From the Star Ferry |
About the coffee: we’re traveling with a drip through basket, filters, immersion heater and enough coffee to get us through San Francisco and Hong Kong (HK has terrible coffee). We’ll buy a few kilos of coffee in Hanoi, some of which we’ll drink in Thailand (another coffee wasteland) and some we’ll take back to the US.
Entrance to Sincere House, where the Dragon Hostel is – look past the head of the man at far right to barely see entrance |
Another day, more bus rides. But first, lying together in one of the little beds, then walk to Cherikoff’s Bakery (started in the 1920s by a white Russian refugee from the Soviet purges – his great-great grandson contacted me a few years ago) to pick up egg and ham sandwiches for breakfast in our room. Add some ketchup and Tabasco – alriiiight. Go down two levels of the MTR to put more money on the Octopus card.
In the Chungking Mansions |
Another Star Ferry ride, another bus ride (#7), more shrimp wonton soup, walking the streets, back to the ferry, bus, back to our room, and when it was dark, to the Ladies Market where we found nothing we wanted, much less needed.
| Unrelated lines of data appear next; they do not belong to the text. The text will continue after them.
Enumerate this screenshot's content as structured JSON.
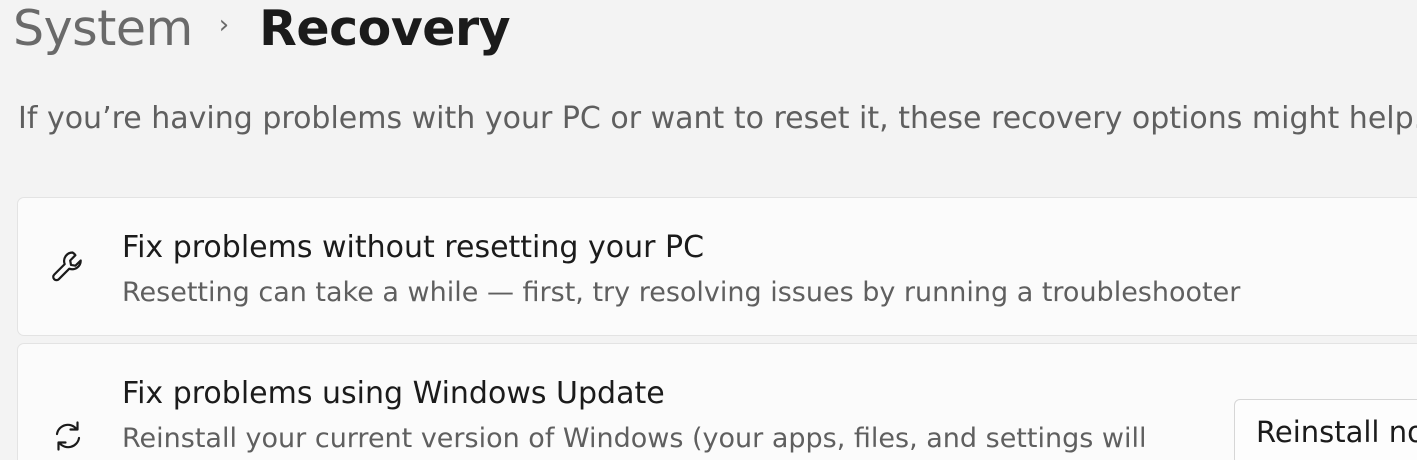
{
  "breadcrumb": {
    "parent": "System",
    "separator": "›",
    "current": "Recovery"
  },
  "description": "If you’re having problems with your PC or want to reset it, these recovery options might help.",
  "cards": [
    {
      "icon": "wrench-icon",
      "title": "Fix problems without resetting your PC",
      "subtitle": "Resetting can take a while — first, try resolving issues by running a troubleshooter"
    },
    {
      "icon": "refresh-icon",
      "title": "Fix problems using Windows Update",
      "subtitle": "Reinstall your current version of Windows (your apps, files, and settings will",
      "button_label": "Reinstall no"
    }
  ],
  "colors": {
    "background": "#f3f3f3",
    "card": "#fbfbfb",
    "text_primary": "#1b1b1b",
    "text_secondary": "#5f5f5f"
  }
}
She’s coming out of the Sincere House |
Later I went for a walk along a street that is blocked to vehicles so that people have the streets. There were musicians, portrait artists, photographers, jugglers, poets. and an astonishing press of people. Leslie calls this urban compression. I’m IN the flow, Aes Dana on the iPod, INTO THE FLOW. Is this good or what!
Crossing the street |
For lunch we went to Good Hope Noodles’ new café. Now the man who makes the noodles (traditional way, by hand) works in the window. Another great meal – braised noodles with ginger and scallion and shrimp wonton noodle soup.